Apprenez en un peu plus sur le fonctionnement des modèles de langage (LLM) et le rôle crucial des tokens via l'incroyable histoire de SolidGoldMagikarp, simple pseudonyme devenu glitch token fatal.

Moi aussi, je vais écrire un roman ! Pas de romance, pas de quantique. Non, moi je vais vous parler d’un célèbre token au nom de pokemon doré : SolidGoldMagikarp. Ce nom ne vous dit rien ? Nan ? SolidGoldMagikarp est pourtant le plus célèbre des “Glitch Tokens”. Une légende des bas-fonds d'Internet. Et les glitch tokens, c'est... euh... ben, faut lire l’article.

Comme titre, j’avais pensé à : “SolidGoldMagikarp et les Glitch Tokens”. Mon éditeur a pas l’air super emballé. Je comprends pas.

Seulement voilà, il y a un hic. Pour bien comprendre l’histoire, il faut avoir les bases, donc il faut d’abord répondre à quelques questions du genre :

  • C'est quoi un token ? et un Tokenizer ?

  • C’est quoi un vocabulaire de tokens ? Y a t’il un lien avec les embeddings ?

  • Existe t’il des tokens spéciaux ?

Ah oui, avant d’attaquer, je vous présente Magikarp, un pokemon de type eau qui, d’après mes investigations, est réputé comme étant un des plus inutiles qui soit.

Le pokémon Magikarp qui, effectivement, a l’air assez inutile

C’est parti.

Au commencement était le token..

Avant d’envoyer un texte à un modèle de langage, on le découpe en petites unités appelées tokens. Un token peut être : un mot, un morceau de mot ou même un simple caractère. Cette étape s’appelle la tokénisation. Et, pour la réaliser, on utilise un tokéniseur (ou tokenizer).

Allez jouer avec Tiktokenizer, un outil en ligne qui vous permet de visualiser tout ça concrètement et simplement pour différents modèles.

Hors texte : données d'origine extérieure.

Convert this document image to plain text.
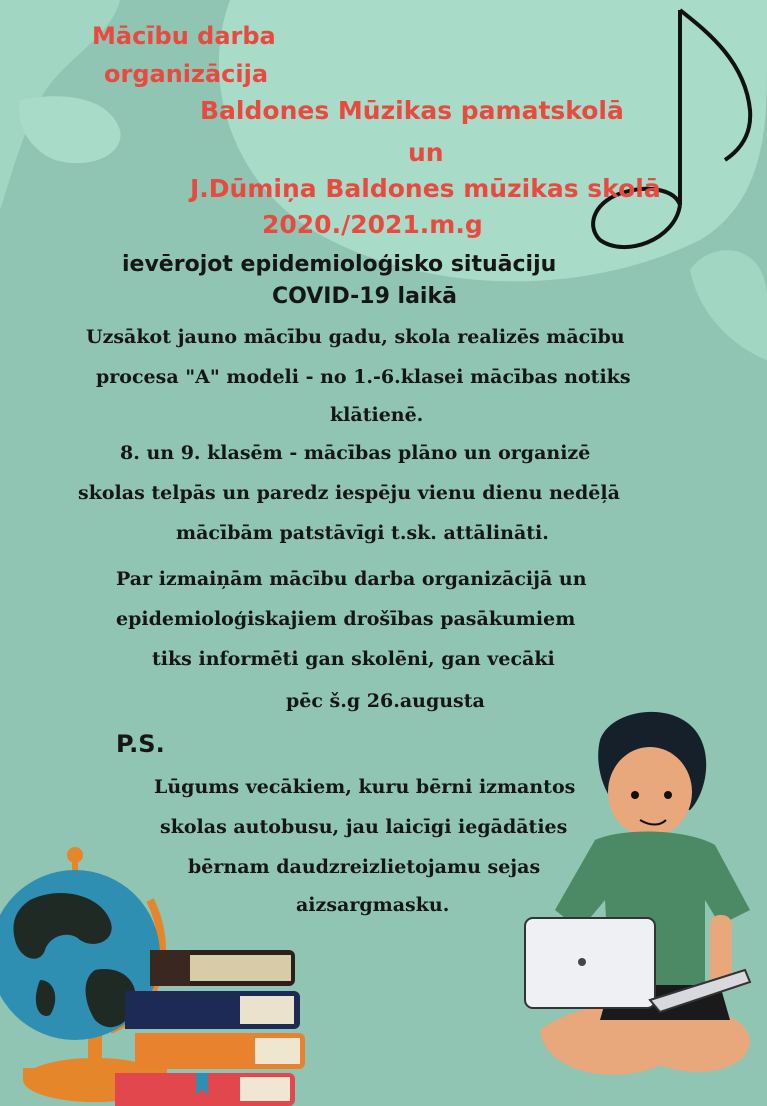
Mācību darba
organizācija
Baldones Mūzikas pamatskolā
un
J.Dūmiņa Baldones mūzikas skolā
2020./2021.m.g
ievērojot epidemioloģisko situāciju
COVID-19 laikā
Uzsākot jauno mācību gadu, skola realizēs mācību
procesa "A" modeli - no 1.-6.klasei mācības notiks
klātienē.
8. un 9. klasēm - mācības plāno un organizē
skolas telpās un paredz iespēju vienu dienu nedēļā
mācībām patstāvīgi t.sk. attālināti.
Par izmaiņām mācību darba organizācijā un
epidemioloģiskajiem drošības pasākumiem
tiks informēti gan skolēni, gan vecāki
pēc š.g 26.augusta
P.S.
Lūgums vecākiem, kuru bērni izmantos
skolas autobusu, jau laicīgi iegādāties
bērnam daudzreizlietojamu sejas
aizsargmasku.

Entrez une phrase, comme “QHARMONY avait modélisé des milliers de scénarios pour l'avenir climatique de Singapour“ (phrase tirée du roman “managé” par Benoît).

Si vous choisissez le tokenizer de gpt2, vous obtenez 30 tokens :

tokenisation avec gpt2

Rien que le mot QHARMONY est divisé en 5 tokens : Q-H-AR-MON-Y

Si vous choisissez le tokenizer de Meta-Llama-3-8B vous obtenez non pas 30 mais 26 tokens :

tokenisation avec Meta-Llama-3-8B

et QHARMONY est alors divisé en 4 tokens : Q-H-ARM-ONY

Comme vous le voyez avec cet exemple, chaque tokenizer découpe le texte différemment, notamment parce qu'ils n'utilisent pas le même vocabulaire.

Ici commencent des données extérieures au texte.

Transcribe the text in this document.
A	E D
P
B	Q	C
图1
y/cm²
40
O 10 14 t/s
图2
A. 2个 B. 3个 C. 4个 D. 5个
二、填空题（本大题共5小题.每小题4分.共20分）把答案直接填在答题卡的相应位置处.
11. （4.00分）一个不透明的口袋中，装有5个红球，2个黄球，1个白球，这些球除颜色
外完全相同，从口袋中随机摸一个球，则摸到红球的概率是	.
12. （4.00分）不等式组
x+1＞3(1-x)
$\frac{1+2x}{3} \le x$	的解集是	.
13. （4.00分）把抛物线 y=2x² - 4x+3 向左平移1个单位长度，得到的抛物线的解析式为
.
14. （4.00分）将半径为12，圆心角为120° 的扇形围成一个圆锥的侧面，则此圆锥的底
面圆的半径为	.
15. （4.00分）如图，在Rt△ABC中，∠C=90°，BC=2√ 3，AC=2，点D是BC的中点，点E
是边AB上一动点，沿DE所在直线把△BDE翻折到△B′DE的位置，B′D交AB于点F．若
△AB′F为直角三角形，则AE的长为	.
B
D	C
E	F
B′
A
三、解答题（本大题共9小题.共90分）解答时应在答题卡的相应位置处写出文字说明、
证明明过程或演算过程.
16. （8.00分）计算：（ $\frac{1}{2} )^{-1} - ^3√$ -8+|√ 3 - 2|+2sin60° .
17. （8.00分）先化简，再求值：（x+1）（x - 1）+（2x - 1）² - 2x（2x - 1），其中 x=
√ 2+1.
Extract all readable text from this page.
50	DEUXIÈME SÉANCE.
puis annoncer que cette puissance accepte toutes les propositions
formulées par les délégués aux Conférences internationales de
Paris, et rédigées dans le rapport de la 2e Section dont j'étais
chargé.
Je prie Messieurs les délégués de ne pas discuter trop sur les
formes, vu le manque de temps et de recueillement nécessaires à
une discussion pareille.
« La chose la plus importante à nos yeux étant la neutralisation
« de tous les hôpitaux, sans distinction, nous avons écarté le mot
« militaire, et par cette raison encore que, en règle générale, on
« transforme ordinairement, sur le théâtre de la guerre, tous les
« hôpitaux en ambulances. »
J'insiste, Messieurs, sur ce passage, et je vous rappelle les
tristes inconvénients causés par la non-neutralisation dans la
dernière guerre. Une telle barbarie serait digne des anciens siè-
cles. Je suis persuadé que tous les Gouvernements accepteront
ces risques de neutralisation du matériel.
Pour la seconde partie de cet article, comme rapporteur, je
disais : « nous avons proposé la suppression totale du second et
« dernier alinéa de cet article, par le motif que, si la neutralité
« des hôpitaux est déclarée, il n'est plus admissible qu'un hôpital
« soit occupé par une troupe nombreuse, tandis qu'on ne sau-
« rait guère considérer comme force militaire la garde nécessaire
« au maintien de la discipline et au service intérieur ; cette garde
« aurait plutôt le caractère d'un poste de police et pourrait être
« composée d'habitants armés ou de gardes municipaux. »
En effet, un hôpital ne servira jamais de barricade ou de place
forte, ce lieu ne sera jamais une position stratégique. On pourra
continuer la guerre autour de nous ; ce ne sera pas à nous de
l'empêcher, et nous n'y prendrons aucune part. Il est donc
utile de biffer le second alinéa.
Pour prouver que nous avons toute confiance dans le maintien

Remarque: Je vous invite vraiment à tester plusieurs types de texte dans Tiktokenizer : des calculs, de l’anglais, la même phrase en français, en majuscule, avec des espaces, sans espace, ou des phrases avec des petites variations... C’est assez instructif.

D'où viennent les vocabulaires de tokens ?

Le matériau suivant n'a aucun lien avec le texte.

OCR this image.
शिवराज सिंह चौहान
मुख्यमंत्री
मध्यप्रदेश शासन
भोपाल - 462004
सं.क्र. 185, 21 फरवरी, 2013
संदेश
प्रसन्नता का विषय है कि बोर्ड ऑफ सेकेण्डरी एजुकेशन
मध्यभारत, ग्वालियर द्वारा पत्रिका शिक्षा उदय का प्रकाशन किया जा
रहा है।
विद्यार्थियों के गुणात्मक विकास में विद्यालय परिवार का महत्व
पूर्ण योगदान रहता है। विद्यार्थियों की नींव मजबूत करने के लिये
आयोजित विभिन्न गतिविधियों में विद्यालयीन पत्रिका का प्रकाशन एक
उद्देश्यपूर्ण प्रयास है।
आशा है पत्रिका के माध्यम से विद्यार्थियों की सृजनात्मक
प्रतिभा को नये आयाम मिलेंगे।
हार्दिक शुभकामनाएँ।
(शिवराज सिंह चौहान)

Ils sont appris à partir de l'analyse d’un vaste corpus de textes. BPE (Byte Pair Encoding) est une technique populaire pour cette tâche. On commence avec un dictionnaire (dictionnaire, vocabulaire : c’est la même chose) initial très simple, contenant uniquement les caractères de base (lettres, chiffres, ponctuations, etc.). Ensuite, les paires de tokens les plus fréquentes sont progressivement fusionnées pour former de nouveaux tokens.

Par exemple, si l'algorithme détecte que "Q" et "HA" apparaissent souvent ensemble, il va créer le token unique "QHA" et ainsi de suite. Si “QHA” apparaît souvent avec “RM“, il créera le token “QHARM“.

Remarque : d'autres approches populaires comme WordPiece ou SentencePiece différent légèrement dans leur fonctionnement mais l’idée générale reste assez proche.

Le nombre final de tokens dans le dictionnaire est défini à l'avance. Le dictionnaire du tokenizer de Llama 2 contenait 32 000 tokens. Pour Llama 3, il en contient 128 000. Quelques dizaines de milliers de tokens donc, avec une tendance à la hausse pour les modèles les plus récents.

Le nombre de tokens dans le dictionnaire est un paramètre clé. S'il est trop grand, il sera gourmand en ressources. S'il est trop petit, il ne capturera pas bien les spécificités du langage. Il faut donc trouver le juste équilibre.

Au final, le dictionnaire créé par BPE (ou autres) reflète le corpus d'entraînement : les mots et morceaux de mots les plus fréquents sont représentés par des tokens dédiés.

Je me suis amusé à entraîner un tokéniseur (avec une taille de 4096 tokens) sur le roman de Benoît (et oui, j’ai accès à l’intégral moi, pas que le chapitre 1 et 2).

La phrase “QHARMONY avait modélisé des milliers de scénarios pour l'avenir climatique de Singapour“ est alors tokenisée comme suit en 15 tokens :

QHARMONY- avait- modélis-é- des- milli-ers- de- scénarios- pour- l-'avenir- climatique- de- Singapour

Notez que QHARMONY a le droit a un token rien que pour lui ! Rien de surprenant, car QHARMONY est très fréquent dans le roman (84 occurences pour être précis)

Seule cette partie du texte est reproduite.